Est. May 2008

25 March, 2014


A couple thousand years ago a Greek guy by the name of Aesop got famous (or infamous, depending on your point of view) for his fables – short tales which ended with a ‘moral of the story’.  One of these fables, The Boy Who Cried Wolf, ends with this moral:
"Nobody believes a liar...even when he is telling the truth!"
Now, it used to be that most people had at least heard of this fable; many more had read or heard it and understood the moral of it.  But lately, it sure seems folks have either never heard of it, or have forgotten it.  And this has led them to spin fables of their own.

Alec Torres over at  NRO Online, points out twelve examples of boys – and girls – and men and women – all engaging in ‘crying wolf’.

And beyond the obvious fact that lying is bad (mmmmkay?), and that it’s a sin (according to Judeo-Christianity), crying wolf causes a bunch of other problems.

One is that each of these ‘wolf-cryings’ – these hate-crimes hoaxes – ended up costing time, money, and effort which could have been better directed at more important things.  While the taxpayer-funded police investigators were out hunting down an innocent person (or, in some cases, a nonexistent perpetrator), they could have been spending that time more fruitfully in investigating ‘real’ crimes – perhaps even ‘real’ hate-crimes.

Another is that hate-crimes hoaxes are extraordinarily unhelpful to ‘the cause’, whatever it might be – race, gender, sexual-preference, what-have-you – all these causes take a direct hit whenever one or two ‘bad apples’ join the bunch (contrary to the musical assertions of Michael and the Jackson 5, one bad apple can spoil the whole bunch).  Like the villagers in the story, after hearing ‘wolf’ and discovering it was a lie, eventually the villagers (read, society at large) will hear the cry, shrug their collective shoulders, and say, “Just another lie”.  Even if, this time, it’s not.

Another fact is the old proverb, ‘You’re known by the company you keep’.  If society in general sees members of any race, gender, sexual-preference, etc., acting like these hoax-crimers do, they will associate all (or at least the vast majority) members of that ‘cause’ with the same behavior.  Whine about that if you like, it happens; suck it up and deal with it.

And finally, something that popped into my head while reading the second-linked article: are there really so few real and actual race/gender/sexual-preference/etc.-based hate-crimes out there that people actually think they need to fake them?  Granted, every group has their attention-whores, and every group has its victim-card-throwers, and in some cases that probably was a factor in the hoaxes mentioned in the article.  But if I came up with that hypothesis – that there ‘aren’t enough hate-crimes so we need to make some up’ – you can believe I’m not the only one thinking along those lines.

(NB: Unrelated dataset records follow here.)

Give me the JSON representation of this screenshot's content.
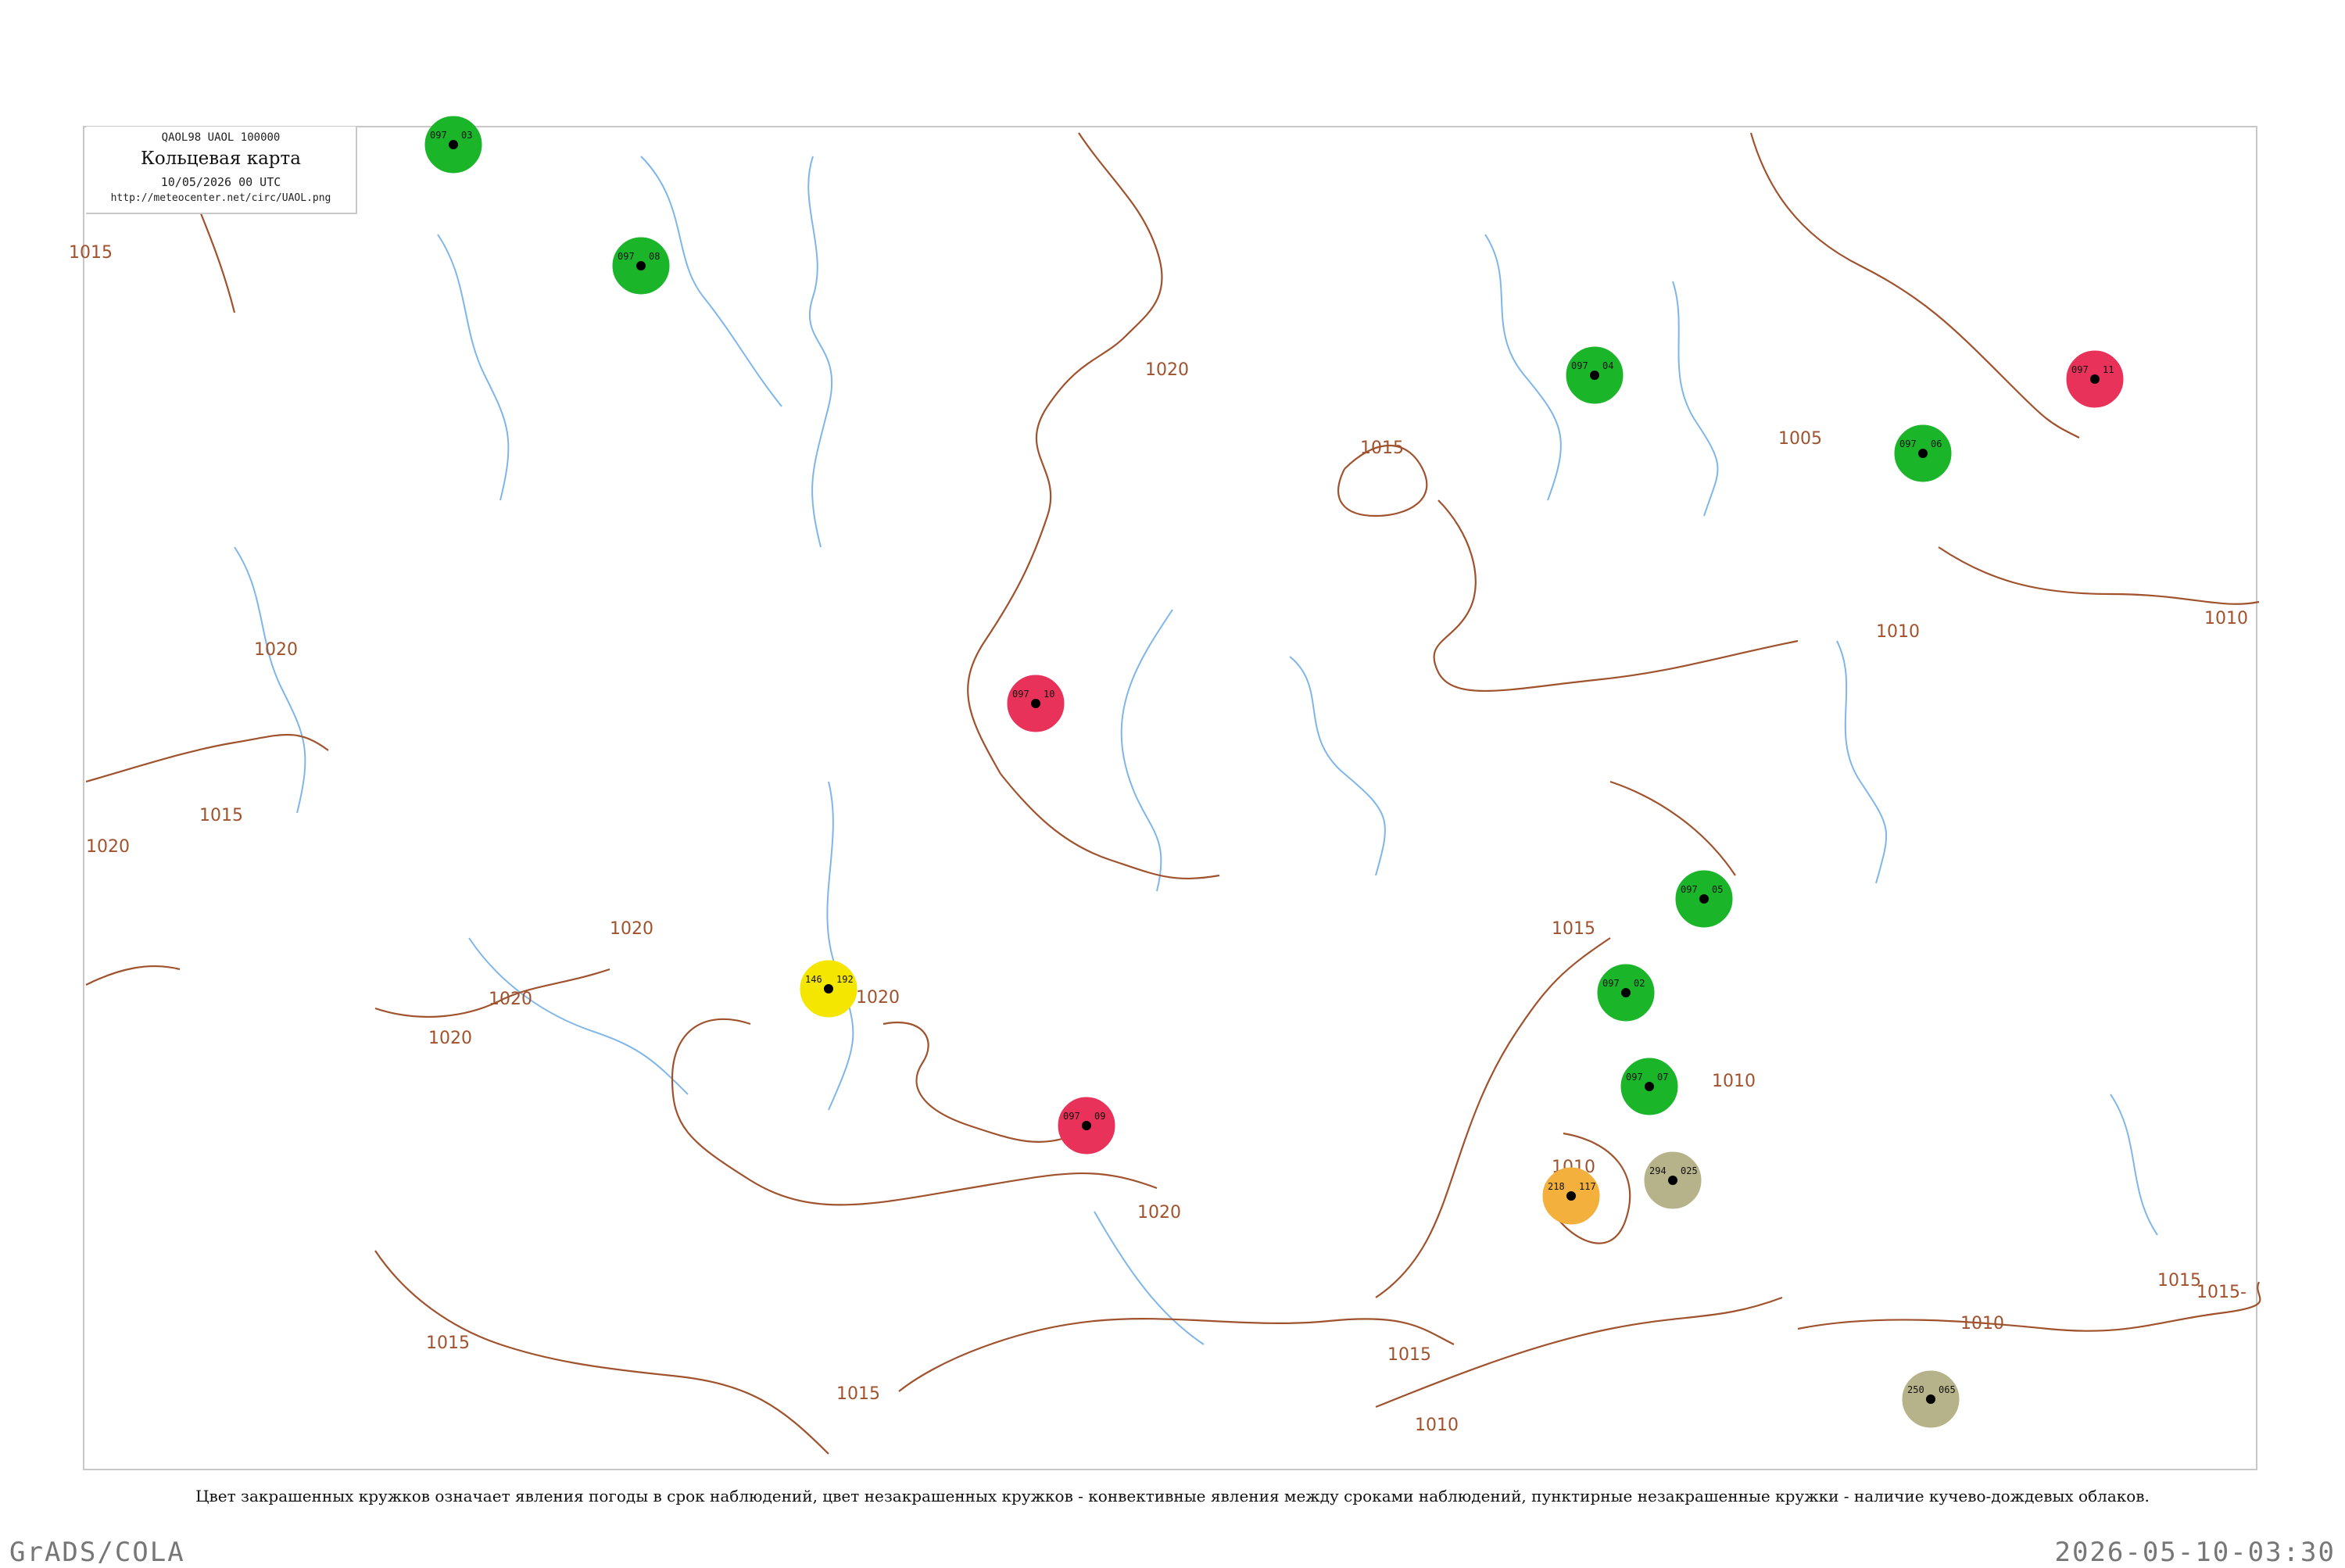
{
  "header": {
    "codes": "QAOL98  UAOL  100000",
    "title": "Кольцевая карта",
    "timestamp": "10/05/2026 00 UTC",
    "url": "http://meteocenter.net/circ/UAOL.png"
  },
  "caption": "Цвет закрашенных кружков означает явления погоды в срок наблюдений, цвет незакрашенных кружков - конвективные явления между сроками наблюдений, пунктирные незакрашенные кружки - наличие кучево-дождевых облаков.",
  "footer": {
    "left": "GrADS/COLA",
    "right": "2026-05-10-03:30"
  },
  "colors": {
    "isobar": "#a0522d",
    "river": "#7fb6ea",
    "rain": "#1bb52a",
    "thunder": "#e8325a",
    "fog": "#f5e600",
    "haze": "#f4b03c",
    "dust": "#b6b289",
    "frame": "#cccccc"
  },
  "isobar_labels": [
    "1015",
    "1015",
    "1015",
    "1015",
    "1015",
    "1015",
    "1015",
    "1015",
    "1020",
    "1020",
    "1020",
    "1020",
    "1020",
    "1020",
    "1020",
    "1020",
    "1010",
    "1010",
    "1010",
    "1010",
    "1010",
    "1010",
    "1005",
    "1015-"
  ],
  "stations": [
    {
      "id": "w1",
      "type": "rain",
      "p": "097",
      "t": "03"
    },
    {
      "id": "w2",
      "type": "rain",
      "p": "097",
      "t": "08"
    },
    {
      "id": "w3",
      "type": "rain",
      "p": "097",
      "t": "04"
    },
    {
      "id": "w4",
      "type": "rain",
      "p": "097",
      "t": "06"
    },
    {
      "id": "w5",
      "type": "rain",
      "p": "097",
      "t": "05"
    },
    {
      "id": "w6",
      "type": "rain",
      "p": "097",
      "t": "02"
    },
    {
      "id": "w7",
      "type": "rain",
      "p": "097",
      "t": "07"
    },
    {
      "id": "w8",
      "type": "thunder",
      "p": "097",
      "t": "10"
    },
    {
      "id": "w9",
      "type": "thunder",
      "p": "097",
      "t": "09"
    },
    {
      "id": "w10",
      "type": "thunder",
      "p": "097",
      "t": "11"
    },
    {
      "id": "w11",
      "type": "fog",
      "p": "146",
      "t": "192"
    },
    {
      "id": "w12",
      "type": "haze",
      "p": "218",
      "t": "117"
    },
    {
      "id": "w13",
      "type": "dust",
      "p": "294",
      "t": "025"
    },
    {
      "id": "w14",
      "type": "dust",
      "p": "250",
      "t": "065"
    }
  ]
}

How do the spokes-folks of ‘the causes’ fight back against this kind of thing?  Well, for one, don’t immediately jump on the hate-crimes bandwagon every time somebody hurls the accusation: sit back, investigate the claim, listen to the police and other investigators, and then (and only then), if the accusation has merit, put it on your banner as an example of oppression.  Don’t ever be so quick to embrace an alleged hate-crime, because they can come back to bite you in the rear.

Second suggestion: whenever one of these hate-crimes turns out to be a hoax, publicly denounce the perpetrator of the hoax.  By doing so you dissociate ‘the cause’ from that person.  And if there are any spokespeople for ‘the cause’ who skip over Suggestion One up there and they get bit in the rear, publicly denounce them as well, this time for being stupid enough to fall for it.